In our first reading from the prophet Jeremiah we cannot read the prophecy of a ‘righteous Branch’ springing up for David in anything but a messianic light.

Here Jeremiah's promises are spoken to address a dire situation.

The armies of Nebuchadnezzar, king of Babylon, are advancing on Jerusalem. The streets of Jerusalem will soon be filled with the corpses of her people, and the prophet Jeremiah himself will be imprisoned.

The worst has not yet happened, but it is inevitable. Any reasonable person can see that the city is doomed. Jeremiah's many prophecies of judgment are coming true.

Yet this stands in sharp contrast to another great O.T. story: perhaps you can picture it, the account of Elijah on Mount Horeb. For here the prophet stands in the entrance of his cave, and finds the presence of God to be not in fire, storm and earthquake, with all their terrible physical power of destruction, but rather in ‘a still, small voice’ which, literally translated, is the sound of thin silence.

It’s this which awes Elijah so that he wraps his face in his cloak. And likewise the psalmist writes: ‘Be still let go and know that I am God’.

Silence and stillness, these things that really do require our discipline, enable us to be attentive and enable us to listen, not for some external voice, but rather as we open ourselves to the presence of God, to the very source of our life and being.

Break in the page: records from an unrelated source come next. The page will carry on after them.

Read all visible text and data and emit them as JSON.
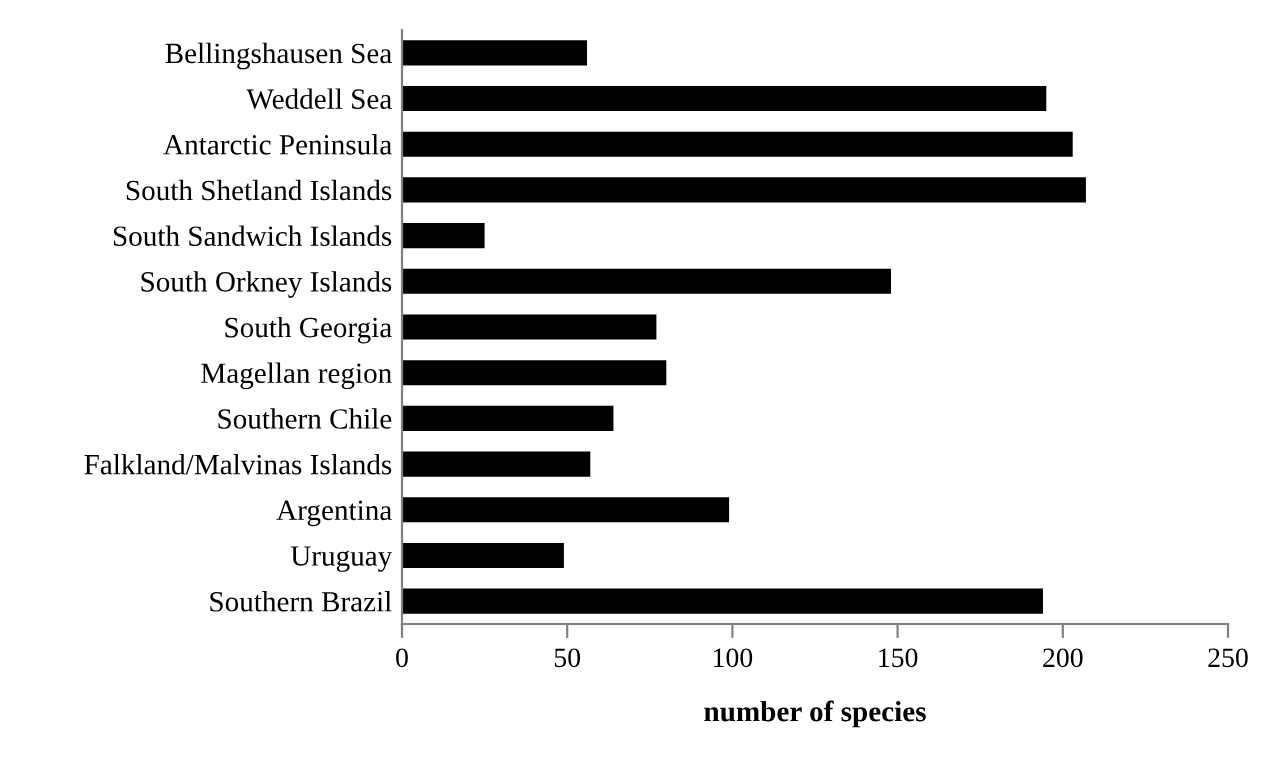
{
  "chart_data": {
    "type": "bar",
    "orientation": "horizontal",
    "xlabel": "number of species",
    "categories": [
      "Bellingshausen Sea",
      "Weddell Sea",
      "Antarctic Peninsula",
      "South Shetland Islands",
      "South Sandwich Islands",
      "South Orkney Islands",
      "South Georgia",
      "Magellan region",
      "Southern Chile",
      "Falkland/Malvinas Islands",
      "Argentina",
      "Uruguay",
      "Southern Brazil"
    ],
    "values": [
      56,
      195,
      203,
      207,
      25,
      148,
      77,
      80,
      64,
      57,
      99,
      49,
      194
    ],
    "color": "#000000",
    "xlim": [
      0,
      250
    ],
    "xticks": [
      0,
      50,
      100,
      150,
      200,
      250
    ],
    "grid": false,
    "legend": false
  }
}
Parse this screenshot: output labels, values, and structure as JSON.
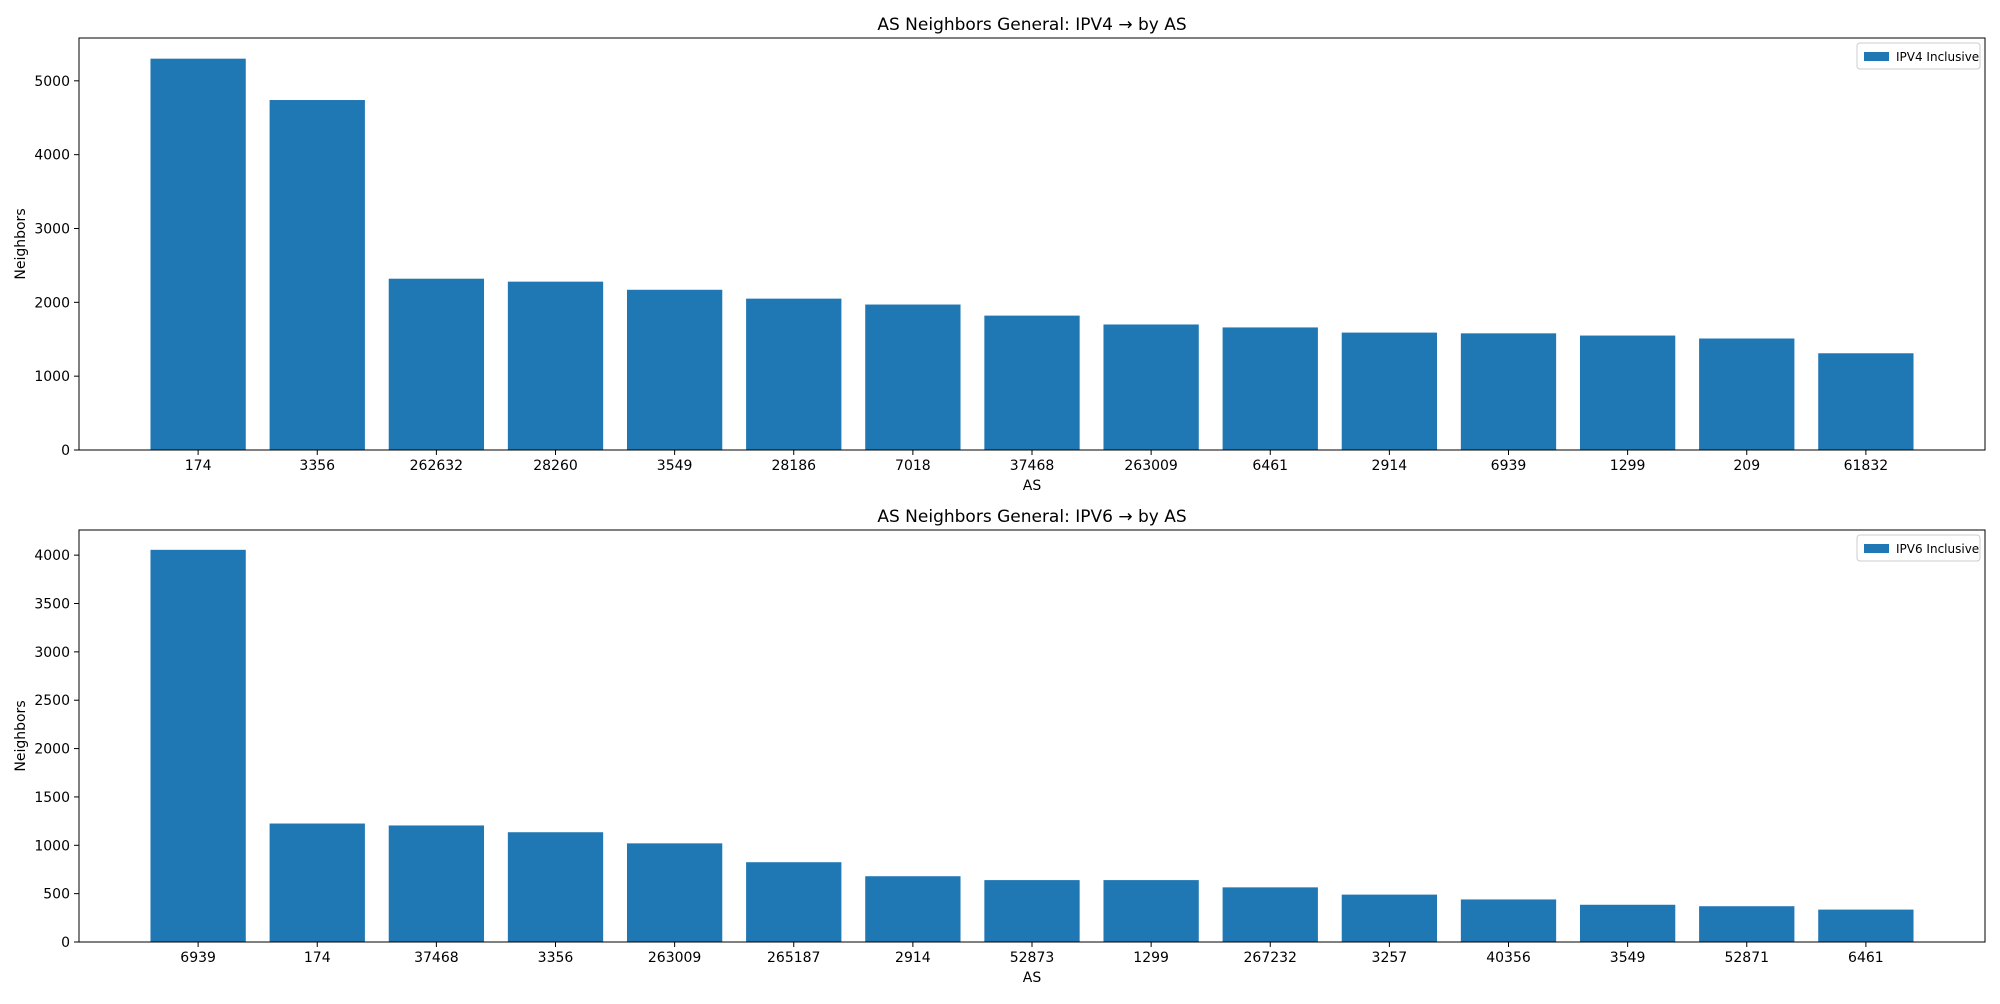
{
  "chart_data": [
    {
      "type": "bar",
      "title": "AS Neighbors General: IPV4 → by AS",
      "xlabel": "AS",
      "ylabel": "Neighbors",
      "categories": [
        "174",
        "3356",
        "262632",
        "28260",
        "3549",
        "28186",
        "7018",
        "37468",
        "263009",
        "6461",
        "2914",
        "6939",
        "1299",
        "209",
        "61832"
      ],
      "series": [
        {
          "name": "IPV4 Inclusive",
          "values": [
            5300,
            4740,
            2320,
            2280,
            2170,
            2050,
            1970,
            1820,
            1700,
            1660,
            1590,
            1580,
            1550,
            1510,
            1310
          ]
        }
      ],
      "ylim": [
        0,
        5580
      ],
      "yticks": [
        0,
        1000,
        2000,
        3000,
        4000,
        5000
      ],
      "grid": false,
      "legend_position": "top-right",
      "bar_color": "#1f77b4"
    },
    {
      "type": "bar",
      "title": "AS Neighbors General: IPV6 → by AS",
      "xlabel": "AS",
      "ylabel": "Neighbors",
      "categories": [
        "6939",
        "174",
        "37468",
        "3356",
        "263009",
        "265187",
        "2914",
        "52873",
        "1299",
        "267232",
        "3257",
        "40356",
        "3549",
        "52871",
        "6461"
      ],
      "series": [
        {
          "name": "IPV6 Inclusive",
          "values": [
            4055,
            1225,
            1205,
            1135,
            1020,
            825,
            680,
            640,
            640,
            565,
            490,
            440,
            385,
            370,
            335
          ]
        }
      ],
      "ylim": [
        0,
        4260
      ],
      "yticks": [
        0,
        500,
        1000,
        1500,
        2000,
        2500,
        3000,
        3500,
        4000
      ],
      "grid": false,
      "legend_position": "top-right",
      "bar_color": "#1f77b4"
    }
  ]
}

In holding on to this theme of silence for Advent, it’s interesting to note that, of all people, Virginia Woolf has written specifically about her experience of being on a silent retreat, in terms of helping her, and I quote ‘to see the bottom of the vessel’.

Here she powerfully acknowledges that this can be both a troubling and even at times a terrifying experience. But the ‘bottom of the vessel’ is really the God within who created us in His own image and likeness.

If during this Advent, the silence of God leads you (like Elijah) to wonder and adoration, you will have done well.

As you journey through this season of preparation, remember that the Benedictine monks who worshipped here for centuries before us were urged by St. Benedict to ‘diligently cultivate silence at all times’.

Life today is far faster and more noisy than it was then, and yet silence still remains very precious. Spiritual life and growth flourish when silence becomes part of human life.